脳卒中は日本人の死因の第4位で、認知症とともに要介護となる原因疾患のトップです。脳卒中は血管が閉塞することによっておこる脳梗塞と脳出血に分けられます。

A)脳梗塞は、脳卒中の約4分の3を占め、心臓にできた血栓が脳に飛んで起こる心原性脳梗塞、首から脳にかけての動脈硬化によっておこるアテローム性梗塞と、脳の細い血管が詰まって起こるラクナ梗塞がほぼ同じ3分の1ずつの比率で起こります。心原性脳梗塞は、心臓にできた大きな血栓が脳の太い血管を閉塞するため大きな脳梗塞が起こりやすく、重い症状が出る傾向があります。これを予防するには、心臓ドックなどで心臓検査を定期的に行い、不整脈や心臓の病気を早期に発見して治療する必要があります。

太い血管の閉塞による脳梗塞が起こった場合は、発症6時間以内であれば血管の中から血栓を取り除く治療を行うことにより、症状が改善する可能性があります。アテローム性梗塞やラクナ梗塞を予防するには、脳ドックなどで、頸動脈エコーや脳MRI/MRAを定期的に行い、脳や首の動脈の動脈硬化やそれによる血管狭窄の有無をチェックし、必要に応じて血液をさらさらにする薬を内服して、血栓ができるのを予防することが重要です。

狭窄の程度がひどい場合や、軽度脳梗塞や一過性の脳症状を呈する場合は、狭窄部にステントを置いたり、脳血流を増やす手術が必要になったりする場合もあります。また、動脈硬化は、糖尿病、高血圧、高脂血症などがあると悪化する傾向があり、認知症の原因ともなるので、これらの生活習慣病の予防と治療も重要です。

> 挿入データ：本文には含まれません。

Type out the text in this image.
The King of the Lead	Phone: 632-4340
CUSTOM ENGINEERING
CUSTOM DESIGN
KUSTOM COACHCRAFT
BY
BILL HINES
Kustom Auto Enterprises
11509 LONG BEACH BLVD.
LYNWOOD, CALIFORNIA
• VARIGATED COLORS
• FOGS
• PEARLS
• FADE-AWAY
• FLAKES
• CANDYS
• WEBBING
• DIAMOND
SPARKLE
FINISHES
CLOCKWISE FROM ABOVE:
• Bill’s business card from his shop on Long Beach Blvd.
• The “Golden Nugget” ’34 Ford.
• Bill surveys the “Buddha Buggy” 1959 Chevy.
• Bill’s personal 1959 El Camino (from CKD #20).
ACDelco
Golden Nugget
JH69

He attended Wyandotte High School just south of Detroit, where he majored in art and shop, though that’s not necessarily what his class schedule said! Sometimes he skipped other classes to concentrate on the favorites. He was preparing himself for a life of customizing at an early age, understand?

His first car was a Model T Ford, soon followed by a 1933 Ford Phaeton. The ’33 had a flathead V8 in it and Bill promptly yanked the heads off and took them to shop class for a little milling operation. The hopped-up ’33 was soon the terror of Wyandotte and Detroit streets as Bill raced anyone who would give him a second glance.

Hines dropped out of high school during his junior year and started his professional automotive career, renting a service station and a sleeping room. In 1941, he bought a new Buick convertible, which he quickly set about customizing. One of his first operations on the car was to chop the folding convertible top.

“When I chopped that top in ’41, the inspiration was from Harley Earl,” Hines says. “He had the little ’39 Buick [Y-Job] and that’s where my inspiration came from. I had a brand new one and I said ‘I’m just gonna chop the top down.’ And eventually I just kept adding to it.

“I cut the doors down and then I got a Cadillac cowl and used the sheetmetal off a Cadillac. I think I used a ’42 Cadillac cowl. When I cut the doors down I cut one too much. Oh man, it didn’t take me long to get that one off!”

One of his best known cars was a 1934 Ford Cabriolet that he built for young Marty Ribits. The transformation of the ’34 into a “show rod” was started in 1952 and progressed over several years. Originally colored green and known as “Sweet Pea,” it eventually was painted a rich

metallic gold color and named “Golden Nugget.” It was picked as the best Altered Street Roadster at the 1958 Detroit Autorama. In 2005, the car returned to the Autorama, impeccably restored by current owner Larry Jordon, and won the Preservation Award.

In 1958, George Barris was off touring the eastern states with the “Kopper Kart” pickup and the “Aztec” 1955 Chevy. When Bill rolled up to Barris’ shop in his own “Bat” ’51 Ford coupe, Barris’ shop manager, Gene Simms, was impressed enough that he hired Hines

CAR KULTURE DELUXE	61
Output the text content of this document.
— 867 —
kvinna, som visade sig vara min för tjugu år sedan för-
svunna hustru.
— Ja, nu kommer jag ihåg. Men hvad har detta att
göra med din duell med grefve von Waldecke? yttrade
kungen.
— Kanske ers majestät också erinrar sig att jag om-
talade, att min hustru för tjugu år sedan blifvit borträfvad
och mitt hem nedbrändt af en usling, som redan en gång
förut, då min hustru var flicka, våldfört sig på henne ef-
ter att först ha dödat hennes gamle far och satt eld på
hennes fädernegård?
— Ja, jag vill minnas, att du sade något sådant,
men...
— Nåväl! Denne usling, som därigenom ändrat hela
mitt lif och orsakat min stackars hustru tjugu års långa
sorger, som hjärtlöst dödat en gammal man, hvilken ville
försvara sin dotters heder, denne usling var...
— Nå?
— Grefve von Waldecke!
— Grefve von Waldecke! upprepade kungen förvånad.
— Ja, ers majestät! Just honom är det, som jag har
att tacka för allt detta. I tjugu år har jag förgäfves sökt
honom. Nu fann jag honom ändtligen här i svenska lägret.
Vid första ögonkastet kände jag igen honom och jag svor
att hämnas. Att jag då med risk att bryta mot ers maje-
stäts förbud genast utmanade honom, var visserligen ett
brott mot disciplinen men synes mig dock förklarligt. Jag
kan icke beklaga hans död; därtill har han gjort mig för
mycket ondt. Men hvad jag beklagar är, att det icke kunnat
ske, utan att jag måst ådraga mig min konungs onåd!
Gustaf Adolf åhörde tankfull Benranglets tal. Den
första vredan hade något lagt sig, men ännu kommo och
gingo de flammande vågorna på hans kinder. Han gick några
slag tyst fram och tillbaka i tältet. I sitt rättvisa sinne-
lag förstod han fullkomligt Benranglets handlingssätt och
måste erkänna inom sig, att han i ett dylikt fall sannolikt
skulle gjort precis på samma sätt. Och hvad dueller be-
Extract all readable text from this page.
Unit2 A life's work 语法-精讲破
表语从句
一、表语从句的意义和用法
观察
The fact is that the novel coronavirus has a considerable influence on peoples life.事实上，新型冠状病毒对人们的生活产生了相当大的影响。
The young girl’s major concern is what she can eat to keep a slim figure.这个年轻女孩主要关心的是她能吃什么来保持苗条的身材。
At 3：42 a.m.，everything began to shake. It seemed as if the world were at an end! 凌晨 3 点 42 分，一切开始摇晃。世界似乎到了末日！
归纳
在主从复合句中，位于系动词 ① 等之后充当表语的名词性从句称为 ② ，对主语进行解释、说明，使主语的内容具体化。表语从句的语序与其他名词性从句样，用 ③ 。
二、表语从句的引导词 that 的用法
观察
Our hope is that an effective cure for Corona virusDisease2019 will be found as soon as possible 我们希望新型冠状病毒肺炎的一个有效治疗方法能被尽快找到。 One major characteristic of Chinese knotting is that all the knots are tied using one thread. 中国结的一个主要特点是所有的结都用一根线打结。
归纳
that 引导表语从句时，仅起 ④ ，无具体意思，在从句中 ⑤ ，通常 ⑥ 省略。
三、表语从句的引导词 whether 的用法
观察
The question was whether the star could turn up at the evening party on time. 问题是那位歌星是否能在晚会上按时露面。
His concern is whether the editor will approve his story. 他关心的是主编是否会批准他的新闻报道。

図の説明;左:脳MRAで脳血管に多発性の動脈硬化性狭窄を認める(矢印)。右:MRIでは、脳の老化現象である血管性の異常信号(白い斑点)が見られる。現在無症状で血液サラサラの薬を内服して経過観察中。

B)脳出血は脳卒中の約4分の1に起こりますが、高血圧性脳出血が最も多く、脳出血の約80%を占めます。最近は高血圧の治療が進んだために減少傾向にあります。次に多いのはくも膜下出血で、脳出血の約20%を占めます。くも膜下出血の原因としては、脳動脈瘤の破裂が最も多く、この場合は重症のくも膜下出血を起こして、死亡したり重篤な後遺症が残りがちです。脳動脈瘤によるくも膜下出血を予防するには、脳ドックなどで脳動脈瘤の有無をチェックして、脳動脈瘤が見つかったら破裂する前に治療することが重要です。動脈瘤の破裂危険因子としては、動脈瘤の家族歴、喫煙、高血圧が知られており、動脈瘤に加えてこれらの危険因子のある人は注意が必要です。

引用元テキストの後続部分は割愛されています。